Chronic ventricular lead perforation: Expect the unexpected
The present case appears in the journal Clinical Case Reports.

A 61‐year‐old female had undergone a dual chamber pacemaker for high‐degree atrioventricular block with exertional dyspnoea with a dual chamber pacemaker incorporating an active fixation lead to the RV apex and a passive lead to the right atrial appendage.

Two months prior to her presentation, she had received a new RV lead, placed to the right ventricular outflow tract (RVOT; Medtronic Capsurefix Novus 5076) due to an increase in her chronic RV lead threshold (1.75 V at 1 ms) and impedance value (increased from 650 ohms six months previously to 740 ohms).

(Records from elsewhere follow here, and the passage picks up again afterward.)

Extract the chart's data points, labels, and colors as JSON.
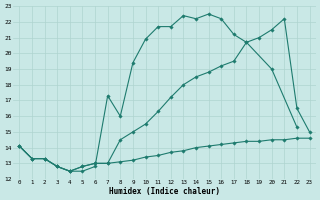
{
  "xlabel": "Humidex (Indice chaleur)",
  "xlim": [
    -0.5,
    23.5
  ],
  "ylim": [
    12,
    23
  ],
  "yticks": [
    12,
    13,
    14,
    15,
    16,
    17,
    18,
    19,
    20,
    21,
    22,
    23
  ],
  "xticks": [
    0,
    1,
    2,
    3,
    4,
    5,
    6,
    7,
    8,
    9,
    10,
    11,
    12,
    13,
    14,
    15,
    16,
    17,
    18,
    19,
    20,
    21,
    22,
    23
  ],
  "bg_color": "#c9e8e6",
  "grid_color": "#afd4d0",
  "line_color": "#1e7b6e",
  "line1_x": [
    0,
    1,
    2,
    3,
    4,
    5,
    6,
    7,
    8,
    9,
    10,
    11,
    12,
    13,
    14,
    15,
    16,
    17,
    18,
    20,
    22
  ],
  "line1_y": [
    14.1,
    13.3,
    13.3,
    12.8,
    12.5,
    12.5,
    12.8,
    17.3,
    16.0,
    19.4,
    20.9,
    21.7,
    21.7,
    22.4,
    22.2,
    22.5,
    22.2,
    21.2,
    20.7,
    19.0,
    15.3
  ],
  "line2_x": [
    0,
    1,
    2,
    3,
    4,
    5,
    6,
    7,
    8,
    9,
    10,
    11,
    12,
    13,
    14,
    15,
    16,
    17,
    18,
    19,
    20,
    21,
    22,
    23
  ],
  "line2_y": [
    14.1,
    13.3,
    13.3,
    12.8,
    12.5,
    12.8,
    13.0,
    13.0,
    14.5,
    15.0,
    15.5,
    16.3,
    17.2,
    18.0,
    18.5,
    18.8,
    19.2,
    19.5,
    20.7,
    21.0,
    21.5,
    22.2,
    16.5,
    15.0
  ],
  "line3_x": [
    0,
    1,
    2,
    3,
    4,
    5,
    6,
    7,
    8,
    9,
    10,
    11,
    12,
    13,
    14,
    15,
    16,
    17,
    18,
    19,
    20,
    21,
    22,
    23
  ],
  "line3_y": [
    14.1,
    13.3,
    13.3,
    12.8,
    12.5,
    12.8,
    13.0,
    13.0,
    13.1,
    13.2,
    13.4,
    13.5,
    13.7,
    13.8,
    14.0,
    14.1,
    14.2,
    14.3,
    14.4,
    14.4,
    14.5,
    14.5,
    14.6,
    14.6
  ]
}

She subsequently complained of intermittent chest pains and dyspnoea and was referred to our institution for further investigation. Despite this, given her clinical presentation and unexplained symptoms, the suspicion remained that the RVOT lead may have perforated through the myocardium. To investigate this further, a contrast‐enhanced ECG‐gated cardiac CT scan was performed.

This revealed normal siting of the new RVOT lead but the unexpected finding of myocardial perforation as a result of the chronic RV apical lead (14 years old lead). The case was discussed at a multi‐disciplinary meeting, and a consensus reached for the perforated lead to be extracted. Following a discussion with the patient, it was decided to extract both her atrial and RVOT lead to enable the implantation of a fully MRI compatible device.

The newly sited RV lead was removed with traction alone but a 14 Fr laser sheath was needed to extract both the chronically implanted RV and atrial lead in a hybrid lab without complication. A new dual chamber system was placed, and the patient was discharged home. Upon review in clinic, her symptoms had completely resolved.

Key Clinical Message
- A high index of suspicion is needed to diagnose a chronic right ventricular lead perforation.

- They should be suspected in patients who develop breathlessness and have a sudden change in pacing parameters.

- Contrast‐enhanced CT provides high diagnostic accuracy.

- They can often be extracted percutaneously and rarely require surgical intervention.